If the vision for High Road was about tech, what was it for North?
It was all about being social by design. So that was 2011, and a lot of agencies were saying ‘we need to retrain our team.’ And our vision was that even a PR idea needed to live in social.
So not only did we need people who are good at social and learning digital at the time…they also needed to look at how a PR idea would live on social so that it would move way beyond traditional media and news. And we really believed that the right way to do that was to build it from scratch, and the opportunity was there.
What pushed you to do that? You were established at FleishmanHillard, so why take the risk?
The reason is I just love it. I love PR, and I love our industry, and I love the strategy and the brand work. But what I love more than anything is being an entrepreneur, and starting something from scratch and building it.
And at that stage of my career, I felt like, ‘Okay, I have another one of these in me.’ And I have the energy and the time and the vision to do this. And an incredible partner, who I’ve worked with since almost the inception of highroad.
I always say to young people… I started North when I was 43. And at 43, you can begin a whole new career, and something really exciting. So I try to reinforce to people that your career is long, and you have lots of opportunities. You have lots of opportunities to keep reinventing yourself and doing the things you love.
You weren’t scared to walk away from Fleishman Hillard and start again?
No. I mean obviously you pick the right time and you think it through. But I wasn’t scared that we wouldn’t be successful.
Was that about confidence in yourself, or that you thought the vision was so good?
I think it was both. I just feel like confidence was instilled in me at a very young age. And so that that has always been there. I think that’s contributed to it.
And then I do think the vision: you can see something and what it can look like. And even the vision of the growth—we envision that kind of growth, we create growth culture.
How do you create a growth culture?
Celebrating wins and making that important, and bringing people in who have that experience.
You could bring in people who are good at client work day in and day out. But you need the combination of people who can present and grow.
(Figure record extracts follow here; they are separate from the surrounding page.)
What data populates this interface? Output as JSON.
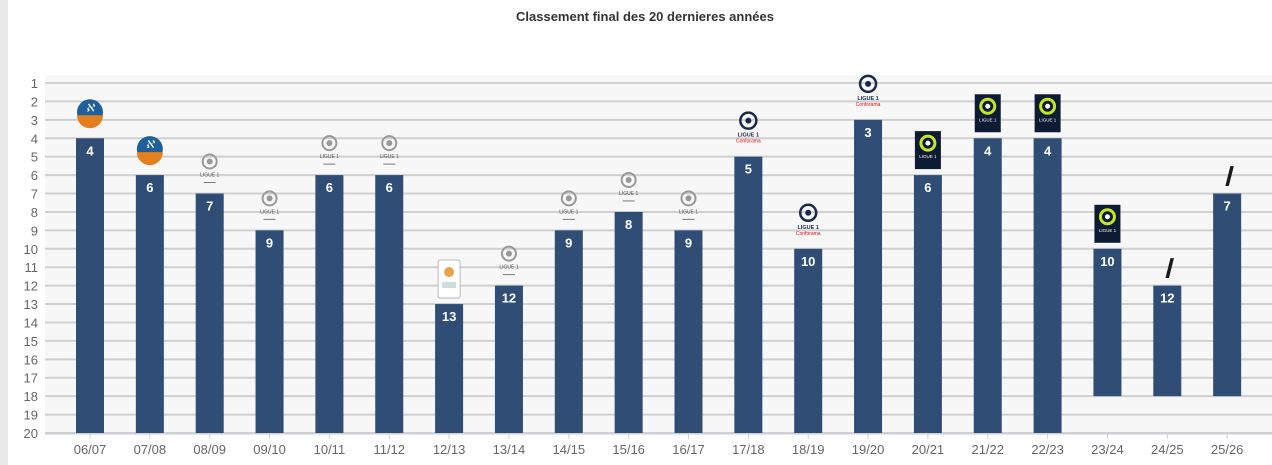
{
  "chart_data": {
    "type": "bar",
    "title": "Classement final des 20 dernieres années",
    "xlabel": "",
    "ylabel": "",
    "ylim": [
      1,
      20
    ],
    "y_inverted": true,
    "y_ticks": [
      "1",
      "2",
      "3",
      "4",
      "5",
      "6",
      "7",
      "8",
      "9",
      "10",
      "11",
      "12",
      "13",
      "14",
      "15",
      "16",
      "17",
      "18",
      "19",
      "20"
    ],
    "grid": true,
    "categories": [
      "06/07",
      "07/08",
      "08/09",
      "09/10",
      "10/11",
      "11/12",
      "12/13",
      "13/14",
      "14/15",
      "15/16",
      "16/17",
      "17/18",
      "18/19",
      "19/20",
      "20/21",
      "21/22",
      "22/23",
      "23/24",
      "24/25",
      "25/26"
    ],
    "values": [
      4,
      6,
      7,
      9,
      6,
      6,
      13,
      12,
      9,
      8,
      9,
      5,
      10,
      3,
      6,
      4,
      4,
      10,
      12,
      7
    ],
    "bar_base": [
      20,
      20,
      20,
      20,
      20,
      20,
      20,
      20,
      20,
      20,
      20,
      20,
      20,
      20,
      20,
      20,
      20,
      18,
      18,
      18
    ],
    "logos": [
      "ligue1-orange-icon",
      "ligue1-orange-icon",
      "ligue1-classic-icon",
      "ligue1-classic-icon",
      "ligue1-classic-icon",
      "ligue1-classic-icon",
      "ligue1-badge-icon",
      "ligue1-classic-icon",
      "ligue1-classic-icon",
      "ligue1-classic-icon",
      "ligue1-classic-icon",
      "ligue1-conforama-icon",
      "ligue1-conforama-icon",
      "ligue1-conforama-icon",
      "ligue1-ubereats-icon",
      "ligue1-ubereats-icon",
      "ligue1-ubereats-icon",
      "ligue1-ubereats-icon",
      "l1-icon",
      "l1-icon"
    ],
    "colors": {
      "bar": "#2f4d75",
      "plot_bg": "#f7f7f7",
      "grid": "#d0d0d0",
      "label": "#ffffff"
    }
  }
}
There’s a different fire in an individual that drives growth culture. They show a different kind of initiative, and they get excited by winning and growing as a result. And we look for that when we’re hiring.
And I really, truly believe that if you don’t drive a growth culture, you’re going to lose talent. There’s a lot of agencies that maybe hit around 20 people, and they can’t get bigger. Then people are going to just hit a ceiling. And there’s no way for them to grow but leave.
So I believe that you have to create a high growth culture, and win big new accounts, to give all your high performers opportunity to keep going up and developing their career and moving up into new roles.
So this is a real retirement?
I’m never starting another agency. I mentor some startup companies. I’ll continue to do some of that and invest potentially. I’m talking outside of our industry.
I’m on the board of Enactus. It’s an entrepreneurial organization [where] we drive entrepreneurial leadership at the university level. There are clubs across universities and colleges across Canada. And I love snowboarding and winter… so I have a big part of my life that exists on a more personal side outdoors, so I’ll just be doing all the things I love.
And I’ve done a lot of work with the Judy Project around personal branding for women. If I am going to do something in the future, I could see doing more around that: How do we help woman to have the confidence and the comfort with an external brand?
A lot of male CEOs, they ask me to help them with their brand, and it’s important for the company. And women still struggle with seeing the value of that.
We were surprised to hear you’re retiring.
So many people keep saying I’m too young. But you know what, you’ve got to do it while you still can enjoy the other elements of life.